My old history books gave the credit for constructing the Suez Canal to Ferdinand de Lesseps, a French developer. But he had help.
The excavation took some 10 years using forced labour (Corvée) of Egyptian workers during a certain period. Some sources estimate that over 30,000 people were working on the canal at any given period, that altogether more than 1.5 million people from various countries were employed, and that thousands of laborers died on the project.
Part of my family's history is that my great-grandfather was unable to settle down right away after fighting with the Union Army in the American Civil War at the ferocious battles of Fredericksburg and Gettysburg. He travelled around the world, arriving in 1869 in Egypt just as the canal was opening. In Cairo, he attended one of the first performances of Verdi's opera Aida, written for the occasion.
Those hundreds of thousands of Egyptians who actually built the Suez Canal also have descendants -- who also have family memories. As they continue to bravely occupy Tahrir Square, they might be excused if they have not lost their suspicions about Western sincerity.


It is interesting that you should mention the canal Mr. North. While Obama is speaking lovey dovey about the Egyptian people, this is what is happening in the name of “evacuating Americans” –
“The Pentagon is moving U.S. warships and other military assets to make sure it is prepared in case evacuation of U.S. citizens from Egypt becomes necessary, officials said Friday.
The Kearsarge, an amphibious assault ship carrying 700 to 800 troops from the 26th Marine Expeditionary Unit, and the Ponce have arrived in the Red Sea, putting them off Egypt’s shores in case the situation worsens.
Pentagon officials emphasized that military intervention in Egypt was not being contemplated and that the warships were being moved only for contingency purposes in case evacuations became necessary.”
Read between the lines…
AMERICAN WARSHIPS HEAD TO EGYPT
Just thought you might like to know, since some think “everything is changing” in regard to western Hegemony, so you folks better listen a little more carefully to some of the proposals I have made.
So 30,000 people from the region were enslaved (Forced Labor) to build a canal and yet when Egypt wanted to nationalize the canal, that was an act of war according to the French, British and Israelis.

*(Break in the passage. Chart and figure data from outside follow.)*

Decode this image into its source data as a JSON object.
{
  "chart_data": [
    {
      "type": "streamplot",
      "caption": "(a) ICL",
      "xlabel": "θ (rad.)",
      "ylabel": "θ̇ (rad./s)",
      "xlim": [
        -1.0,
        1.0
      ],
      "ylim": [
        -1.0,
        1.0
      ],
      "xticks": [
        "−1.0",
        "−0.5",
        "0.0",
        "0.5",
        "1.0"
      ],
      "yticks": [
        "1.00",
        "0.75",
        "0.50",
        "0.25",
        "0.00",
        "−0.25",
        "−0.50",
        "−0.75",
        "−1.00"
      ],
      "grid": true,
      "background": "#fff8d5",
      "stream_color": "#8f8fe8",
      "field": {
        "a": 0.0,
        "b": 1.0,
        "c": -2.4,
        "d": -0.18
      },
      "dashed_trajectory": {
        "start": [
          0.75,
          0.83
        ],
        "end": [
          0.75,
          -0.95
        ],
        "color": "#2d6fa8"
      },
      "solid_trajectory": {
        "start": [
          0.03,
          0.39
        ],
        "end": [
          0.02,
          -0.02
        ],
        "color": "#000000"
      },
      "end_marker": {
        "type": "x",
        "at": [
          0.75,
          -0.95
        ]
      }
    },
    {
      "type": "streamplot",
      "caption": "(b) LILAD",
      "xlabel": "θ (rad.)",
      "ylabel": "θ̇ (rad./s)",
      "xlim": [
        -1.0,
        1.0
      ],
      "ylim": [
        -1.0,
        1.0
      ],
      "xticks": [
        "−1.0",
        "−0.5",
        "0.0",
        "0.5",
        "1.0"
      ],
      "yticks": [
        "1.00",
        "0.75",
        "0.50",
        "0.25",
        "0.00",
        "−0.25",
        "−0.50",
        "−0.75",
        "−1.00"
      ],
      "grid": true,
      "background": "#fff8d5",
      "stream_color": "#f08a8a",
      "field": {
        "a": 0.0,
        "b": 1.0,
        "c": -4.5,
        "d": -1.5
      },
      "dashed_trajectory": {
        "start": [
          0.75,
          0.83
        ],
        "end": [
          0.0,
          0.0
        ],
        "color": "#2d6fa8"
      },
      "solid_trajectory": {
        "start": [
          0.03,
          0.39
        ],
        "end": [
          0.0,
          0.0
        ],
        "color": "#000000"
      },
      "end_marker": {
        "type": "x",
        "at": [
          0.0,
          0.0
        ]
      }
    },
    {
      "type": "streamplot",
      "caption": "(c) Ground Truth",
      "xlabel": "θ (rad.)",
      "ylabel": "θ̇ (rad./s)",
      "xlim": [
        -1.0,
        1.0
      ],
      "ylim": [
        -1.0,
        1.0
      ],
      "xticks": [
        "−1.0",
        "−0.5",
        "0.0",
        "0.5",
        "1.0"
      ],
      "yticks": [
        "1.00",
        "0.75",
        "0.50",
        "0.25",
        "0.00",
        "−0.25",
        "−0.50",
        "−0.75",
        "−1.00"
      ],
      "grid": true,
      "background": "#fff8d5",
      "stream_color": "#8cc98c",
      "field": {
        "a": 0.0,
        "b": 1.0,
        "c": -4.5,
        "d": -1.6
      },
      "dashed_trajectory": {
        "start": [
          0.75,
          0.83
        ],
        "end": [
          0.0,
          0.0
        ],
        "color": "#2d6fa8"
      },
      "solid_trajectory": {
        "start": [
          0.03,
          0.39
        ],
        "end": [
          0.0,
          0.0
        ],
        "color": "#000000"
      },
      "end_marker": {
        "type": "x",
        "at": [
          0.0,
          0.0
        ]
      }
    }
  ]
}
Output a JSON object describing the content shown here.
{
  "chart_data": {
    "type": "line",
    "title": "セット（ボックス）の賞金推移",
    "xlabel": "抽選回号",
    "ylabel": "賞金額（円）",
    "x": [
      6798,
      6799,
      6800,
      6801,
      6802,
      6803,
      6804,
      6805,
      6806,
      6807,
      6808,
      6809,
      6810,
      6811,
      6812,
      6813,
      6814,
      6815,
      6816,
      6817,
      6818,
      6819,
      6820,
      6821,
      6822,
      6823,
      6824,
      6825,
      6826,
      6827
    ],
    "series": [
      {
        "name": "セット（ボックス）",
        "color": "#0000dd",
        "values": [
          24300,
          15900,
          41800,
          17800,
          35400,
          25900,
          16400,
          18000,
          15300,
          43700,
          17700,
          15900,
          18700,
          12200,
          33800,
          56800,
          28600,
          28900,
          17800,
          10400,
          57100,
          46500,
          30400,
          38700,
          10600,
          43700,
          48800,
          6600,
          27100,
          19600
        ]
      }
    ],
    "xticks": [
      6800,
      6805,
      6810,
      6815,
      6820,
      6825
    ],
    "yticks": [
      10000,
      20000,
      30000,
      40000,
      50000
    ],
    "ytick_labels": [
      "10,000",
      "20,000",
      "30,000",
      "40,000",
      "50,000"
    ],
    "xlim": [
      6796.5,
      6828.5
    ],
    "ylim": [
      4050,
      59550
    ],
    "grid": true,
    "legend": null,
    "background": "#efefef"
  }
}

Who built the Suez Canal? The same people who built the Pyramids and the Great Wall of China. The workers built it.
Under the original 1858 contract between the French company and Egypt, Egypt was to gain full ownership and control of the canal in 1957. You know what happened next. Here’s the canal’s historical timeline: link to i-cias.com
How fascinating, James. I bet you got some amazing family foto albums.
In Cairo, he attended one of the first performances of Verdi’s opera Aida, written for the occasion.
how heavenly! i love that opera. wow
I haven’t checked back on the details, but as far as I remember from my Middle Eastern economic history classes when I was a student, the contract signed between the Khedive Ismail and Ferdinand de Lesseps was highly favourable to the French entrepreneur, and amongst other things specified that Egypt would provide the labour for digging the canal for free. This was then achieved by a corvée (forced labour service) of Egyptian peasants.
It was not slave labour, as Wiki says, but forced free service by Egyptian peasants. The same, they say, as built the Pyramids.
Ismail was a fool, borrowed money right and left on the international market, and Egypt was bankrupt six years later.
Yes, it was corvee labour, an Egyptian tradition since the building of the pyramids and still widely used at the time of the building of the Suez Canal for public irrigation projects, for example. Although the Brits claim they abolished it, the key factor in ending corvee labour was that the big Egyptian landowners/mangagers found such labor increasingly not cost-effective, for example in the cotton and rice industries, especially since those Egyptian industrialists were forced to pay for the exemption of their own peasant workers from the traditional forced labour. During the course of the building of the Suez Canal corvee labor was essentially phased out to meet the demands of a modernizing Egypt for contract labor. Nevertheless, the workers were paid so little they could not afford to take a train to the work site. See link to past.oxfordjournals.org
Citizen: Thanks for the valuable link.
link to nytimes.com
I’m sure this will trashed for the author, though the message is resounding.